Monday, December 26, 2005

Implementing Project Management Policy; Making it Stick








According to Albert Mehrabian, a UCLA professor, within 30 days, people forget 90 percent of what they have learned unless it is repeatedly reinforced.

This is why it's futile to roll out project management policy, or even processes, unless there is some facility to repeatedly reinforce it. How do we do this?

Let's look to Dale Carnegie for advice. According to Dale Carnegie, there are only three ways we memorize something:
  1. Impression - Visual impressions work best, since the nerves leading from the eye to the brain are twenty-five times as large as those from the ear to the brain. Use pictures to get people to remember things.
  2. Repetition - Practice makes perfect. Work with people, coaching them regularly. But don't expect miracles up front. It must be done in iterations, getting one part right at a time. With practice, and some mistakes, the new way will become second nature.
  3. Association - Create associations that will make things easy to remember.

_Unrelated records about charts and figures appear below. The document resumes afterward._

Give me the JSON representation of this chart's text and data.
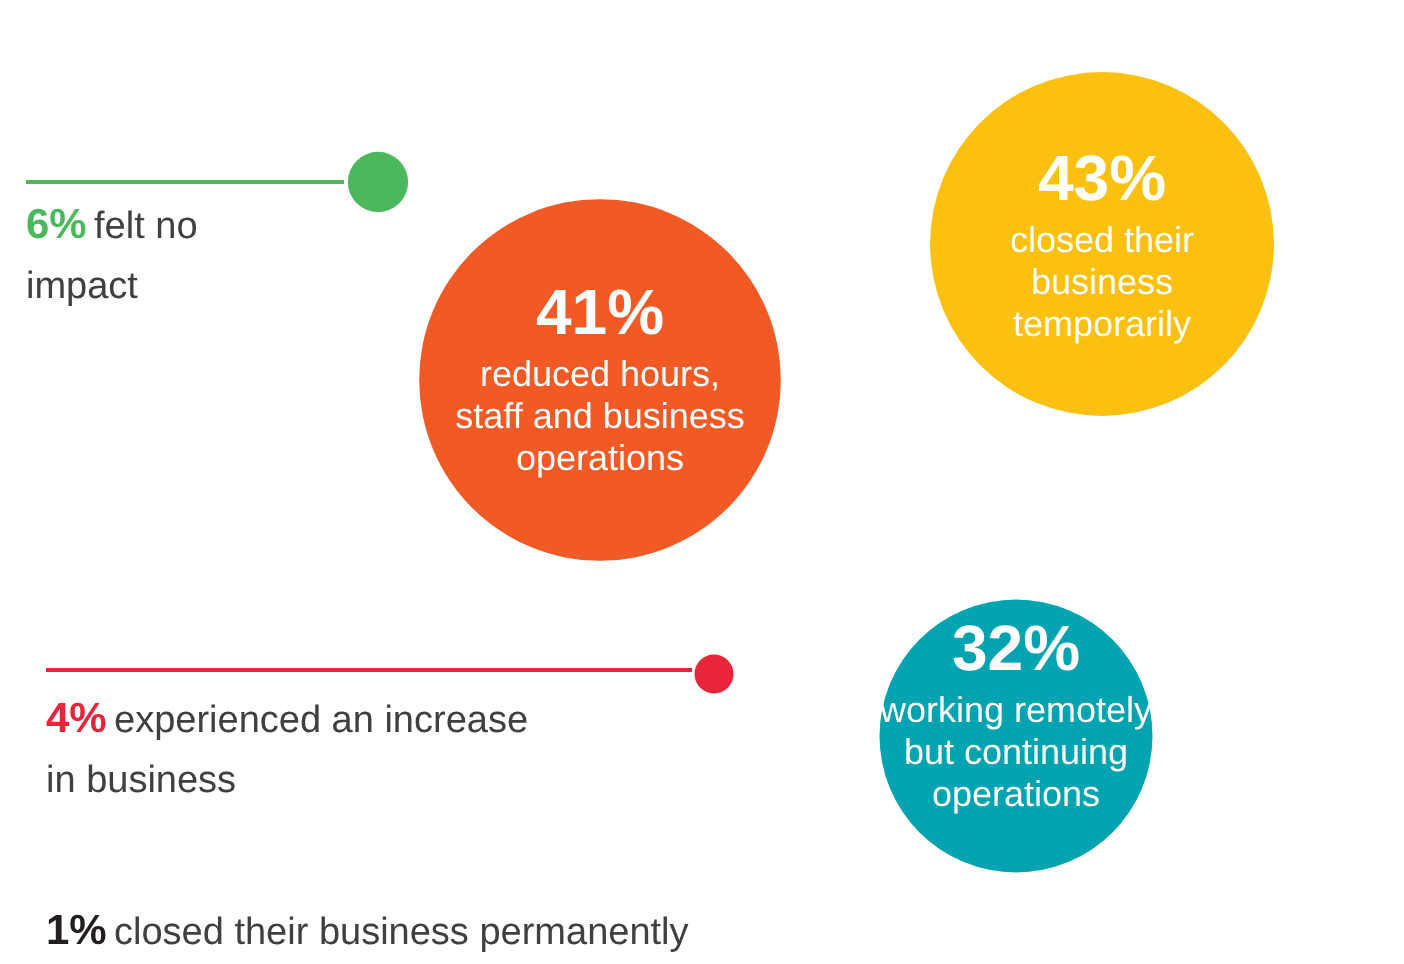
{
  "chart_data": {
    "type": "other",
    "categories": [
      "felt no impact",
      "reduced hours, staff and business operations",
      "closed their business temporarily",
      "working remotely but continuing operations",
      "experienced an increase in business",
      "closed their business permanently"
    ],
    "values": [
      6,
      41,
      43,
      32,
      4,
      1
    ],
    "value_labels": [
      "6%",
      "41%",
      "43%",
      "32%",
      "4%",
      "1%"
    ],
    "colors": [
      "#4cb85c",
      "#f15a24",
      "#fcc010",
      "#00a3b0",
      "#e8253b",
      "#231f20"
    ]
  }
}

Try to make connections with some "easy-to-remember" fact, or even an acronym of some sort.
Having a policy manual can help people up front, but it typically gets put aside and ignored within a few months at best. To really make important policies and processes stick, conduct frequent project reviews and proactive coaching. Use the above tips for helping to reinforce new methods. But above all, don't expect overnight results. Focusing on one area at a time will increase chances of long-term success and increase morale as well.

To implement an entire new way of working and attempt to hold people to it on "day one" is counterproductive, de-motivating, and futile.